# Nondocumented upgrade for Dishplayer?



## crkeehn (Apr 23, 2002)

About a week or so back, I noticed that the way the Dishplayer was handling reminders had changed. In the past, when I set a reminder, I would select the remind button and get a screen with two radio buttons, the lower being to switch to the selected channel/program. I could not go directly to that choice, using the up arrow took you to the top menu item first. Now when I get that screen, and use the up arrow, it goes directly to the lower radio button. 

I don't see any change in either the receiver or webtv software to warrant this. do they make minor changes that are not reflected by new software revisions?


----------



## Nick (Apr 23, 2002)

Both my DPs still go to the upper check box first, but when I drop down to check the lower box and then hit 'Done', I get a long delay before anything happens. Have you noticed this?


----------



## crkeehn (Apr 23, 2002)

That was the way mine used to work. Now it goes directly to the lower box. I don't really pay attention to the resulting delay. I have been so used to waiting for it, I can't say whether it's any faster. I'll try it today and see what happens.


----------



## crkeehn (Apr 23, 2002)

> _Originally posted by Nick _
> *Both my DPs still go to the upper check box first, but when I drop down to check the lower box and then hit 'Done', I get a long delay before anything happens.

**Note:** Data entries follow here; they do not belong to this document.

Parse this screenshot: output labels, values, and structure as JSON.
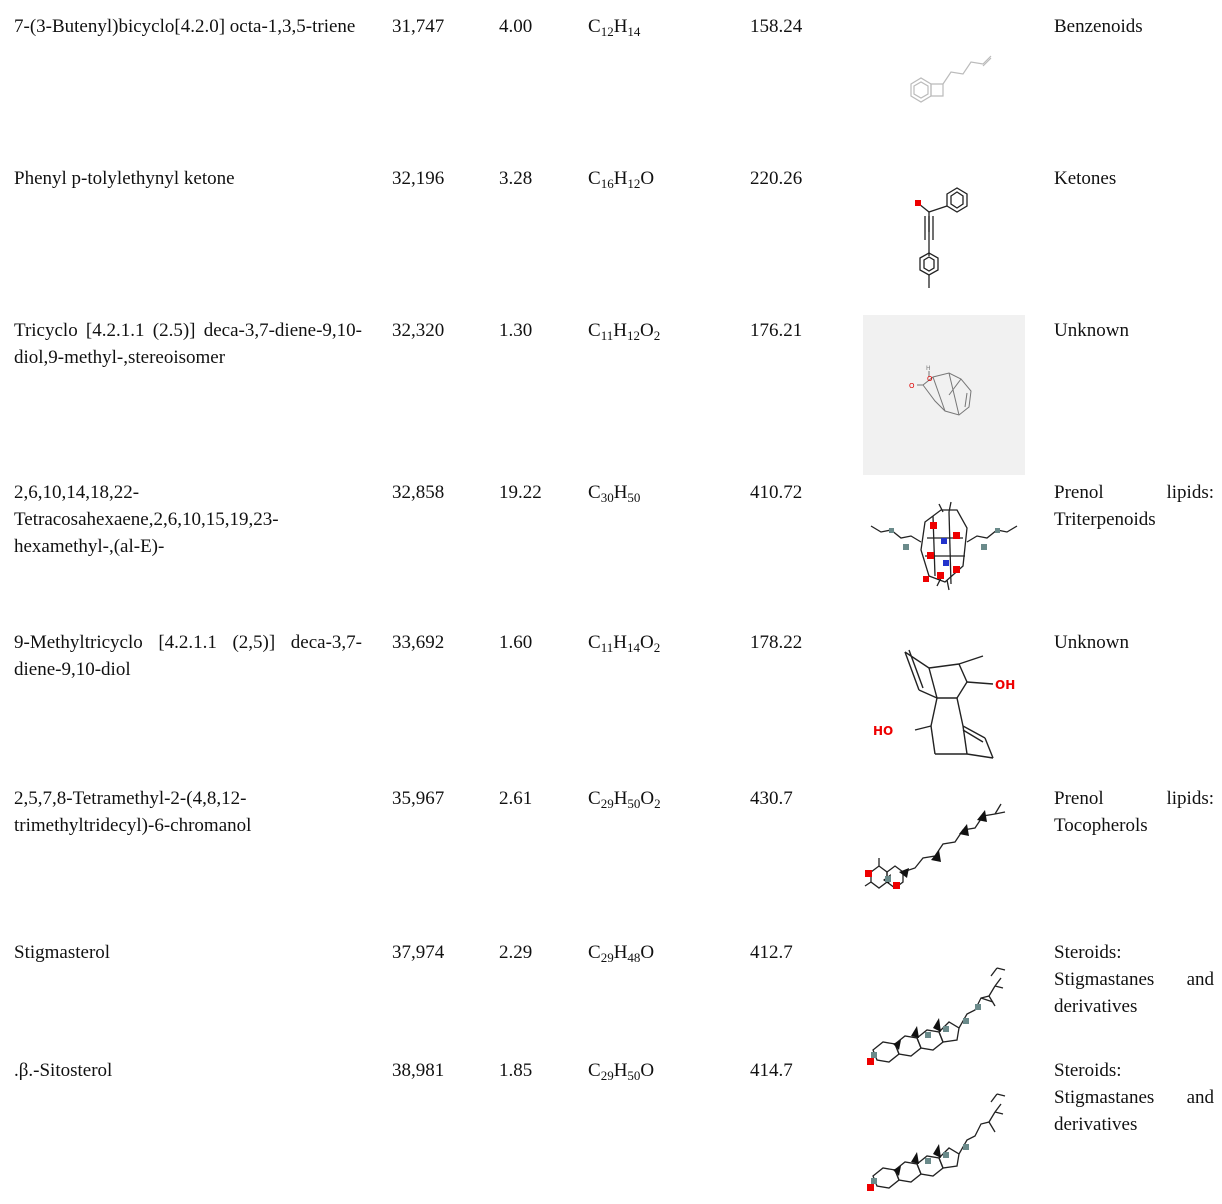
{
  "rows": [
    {
      "name": "7-(3-Butenyl)bicyclo[4.2.0] octa-1,3,5-triene",
      "rt": "31,747",
      "area": "4.00",
      "formula": [
        {
          "t": "C"
        },
        {
          "s": "12"
        },
        {
          "t": "H"
        },
        {
          "s": "14"
        }
      ],
      "mw": "158.24",
      "class": "Benzenoids",
      "structure": "butenyl-benzocyclobutene-structure"
    },
    {
      "name": "Phenyl p-tolylethynyl ketone",
      "rt": "32,196",
      "area": "3.28",
      "formula": [
        {
          "t": "C"
        },
        {
          "s": "16"
        },
        {
          "t": "H"
        },
        {
          "s": "12"
        },
        {
          "t": "O"
        }
      ],
      "mw": "220.26",
      "class": "Ketones",
      "structure": "phenyl-tolylethynyl-ketone-structure"
    },
    {
      "name": "Tricyclo [4.2.1.1 (2.5)] deca-3,7-diene-9,10-diol,9-methyl-,stereoisomer",
      "rt": "32,320",
      "area": "1.30",
      "formula": [
        {
          "t": "C"
        },
        {
          "s": "11"
        },
        {
          "t": "H"
        },
        {
          "s": "12"
        },
        {
          "t": "O"
        },
        {
          "s": "2"
        }
      ],
      "mw": "176.21",
      "class": "Unknown",
      "structure": "tricyclo-diol-stereoisomer-structure"
    },
    {
      "name": "2,6,10,14,18,22-Tetracosahexaene,2,6,10,15,19,23-hexamethyl-,(al-E)-",
      "rt": "32,858",
      "area": "19.22",
      "formula": [
        {
          "t": "C"
        },
        {
          "s": "30"
        },
        {
          "t": "H"
        },
        {
          "s": "50"
        }
      ],
      "mw": "410.72",
      "class": "Prenol lipids: Triterpenoids",
      "structure": "squalene-structure"
    },
    {
      "name": "9-Methyltricyclo [4.2.1.1 (2,5)] deca-3,7-diene-9,10-diol",
      "rt": "33,692",
      "area": "1.60",
      "formula": [
        {
          "t": "C"
        },
        {
          "s": "11"
        },
        {
          "t": "H"
        },
        {
          "s": "14"
        },
        {
          "t": "O"
        },
        {
          "s": "2"
        }
      ],
      "mw": "178.22",
      "class": "Unknown",
      "structure": "methyltricyclo-diol-structure",
      "labels": {
        "oh": "OH",
        "ho": "HO"
      }
    },
    {
      "name": "2,5,7,8-Tetramethyl-2-(4,8,12-trimethyltridecyl)-6-chromanol",
      "rt": "35,967",
      "area": "2.61",
      "formula": [
        {
          "t": "C"
        },
        {
          "s": "29"
        },
        {
          "t": "H"
        },
        {
          "s": "50"
        },
        {
          "t": "O"
        },
        {
          "s": "2"
        }
      ],
      "mw": "430.7",
      "class": "Prenol lipids: Tocopherols",
      "structure": "tocopherol-structure"
    },
    {
      "name": "Stigmasterol",
      "rt": "37,974",
      "area": "2.29",
      "formula": [
        {
          "t": "C"
        },
        {
          "s": "29"
        },
        {
          "t": "H"
        },
        {
          "s": "48"
        },
        {
          "t": "O"
        }
      ],
      "mw": "412.7",
      "class": "Steroids: Stigmastanes and derivatives",
      "structure": "stigmasterol-structure"
    },
    {
      "name": ".β.-Sitosterol",
      "rt": "38,981",
      "area": "1.85",
      "formula": [
        {
          "t": "C"
        },
        {
          "s": "29"
        },
        {
          "t": "H"
        },
        {
          "s": "50"
        },
        {
          "t": "O"
        }
      ],
      "mw": "414.7",
      "class": "Steroids: Stigmastanes and derivatives",
      "structure": "sitosterol-structure"
    }
  ]
}
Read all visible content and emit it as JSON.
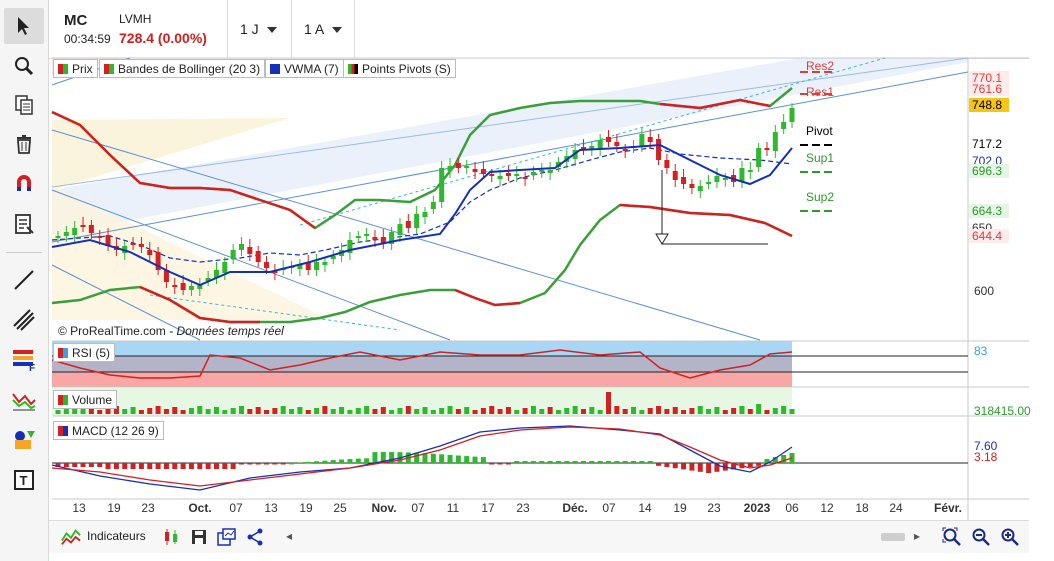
{
  "header": {
    "symbol": "MC",
    "time": "00:34:59",
    "name": "LVMH",
    "price": "728.4 (0.00%)",
    "period_interval": "1 J",
    "period_range": "1 A"
  },
  "legends": {
    "price": "Prix",
    "bollinger": "Bandes de Bollinger (20 3)",
    "vwma": "VWMA (7)",
    "pivots": "Points Pivots (S)",
    "rsi": "RSI (5)",
    "volume": "Volume",
    "macd": "MACD (12 26 9)"
  },
  "watermark": {
    "source": "© ProRealTime.com",
    "note": "- Données temps réel"
  },
  "price_axis": {
    "chips": [
      {
        "value": "770.1",
        "color": "#e23b3b",
        "bg": "#fdecec"
      },
      {
        "value": "761.6",
        "color": "#e23b3b",
        "bg": "#fdecec"
      },
      {
        "value": "748.8",
        "color": "#000000",
        "bg": "#f5c518"
      },
      {
        "value": "717.2",
        "color": "#000000",
        "bg": "#ffffff"
      },
      {
        "value": "702.0",
        "color": "#1c2fa8",
        "bg": "#ffffff"
      },
      {
        "value": "696.3",
        "color": "#2c9a2c",
        "bg": "#e6f6e6"
      },
      {
        "value": "664.3",
        "color": "#2c9a2c",
        "bg": "#e6f6e6"
      },
      {
        "value": "650",
        "color": "#333333",
        "bg": "#ffffff"
      },
      {
        "value": "644.4",
        "color": "#e23b3b",
        "bg": "#fdecec"
      }
    ],
    "tick_600": "600",
    "rsi_value": "83",
    "volume_value": "318415.00",
    "macd_value1": "7.60",
    "macd_value2": "3.18"
  },
  "pivot_labels": {
    "res2": "Res2",
    "res1": "Res1",
    "pivot": "Pivot",
    "sup1": "Sup1",
    "sup2": "Sup2"
  },
  "x_axis": [
    "13",
    "19",
    "23",
    "Oct.",
    "07",
    "13",
    "19",
    "25",
    "Nov.",
    "07",
    "11",
    "17",
    "23",
    "Déc.",
    "07",
    "14",
    "19",
    "23",
    "2023",
    "06",
    "12",
    "18",
    "24",
    "Févr."
  ],
  "bottom": {
    "indicators_label": "Indicateurs"
  },
  "icons": [
    "cursor-icon",
    "zoom-icon",
    "copy-icon",
    "trash-icon",
    "magnet-icon",
    "properties-icon",
    "line-tool-icon",
    "channel-tool-icon",
    "fibonacci-icon",
    "indicator-tool-icon",
    "shapes-icon",
    "text-tool-icon"
  ],
  "colors": {
    "up": "#2db82d",
    "down": "#d42020",
    "vwma": "#1530b8",
    "bollinger_up": "#3a9e3a",
    "bollinger_low": "#d42020"
  }
}
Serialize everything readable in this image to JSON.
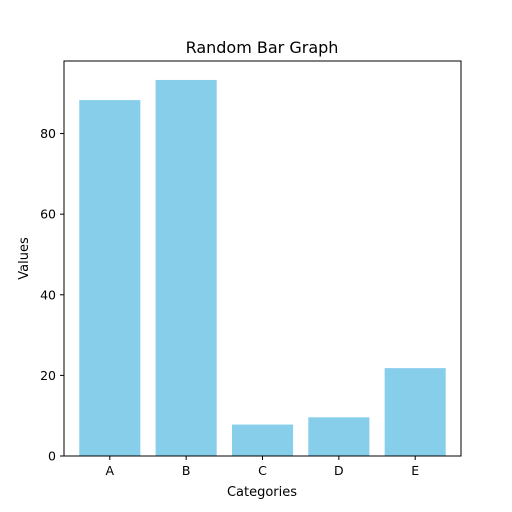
{
  "chart_data": {
    "type": "bar",
    "title": "Random Bar Graph",
    "xlabel": "Categories",
    "ylabel": "Values",
    "categories": [
      "A",
      "B",
      "C",
      "D",
      "E"
    ],
    "values": [
      88.3,
      93.3,
      7.8,
      9.6,
      21.8
    ],
    "ylim": [
      0,
      98
    ],
    "yticks": [
      0,
      20,
      40,
      60,
      80
    ],
    "grid": false,
    "bar_color": "#87CEEB"
  }
}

Have you noticed this? *


Nick, I just went back and set a timer for this morning. As I had mentioned, it allowed me to go directly to the switch channels selection. In addition, the response was MUCH quicker. Rather than clicking on continue and waiting for 4-5 seconds for a response, I got the Done button in less than a second. As I had said, I'm not aware of any change in software, my machine just starting doing it a week or so ago. I like it.:hurah:


----------



## Guest (Aug 9, 2002)

Go to the system info page. Is the word "Leviathan" anywhere on it? 

Odyessey 5 viewers will get this.


----------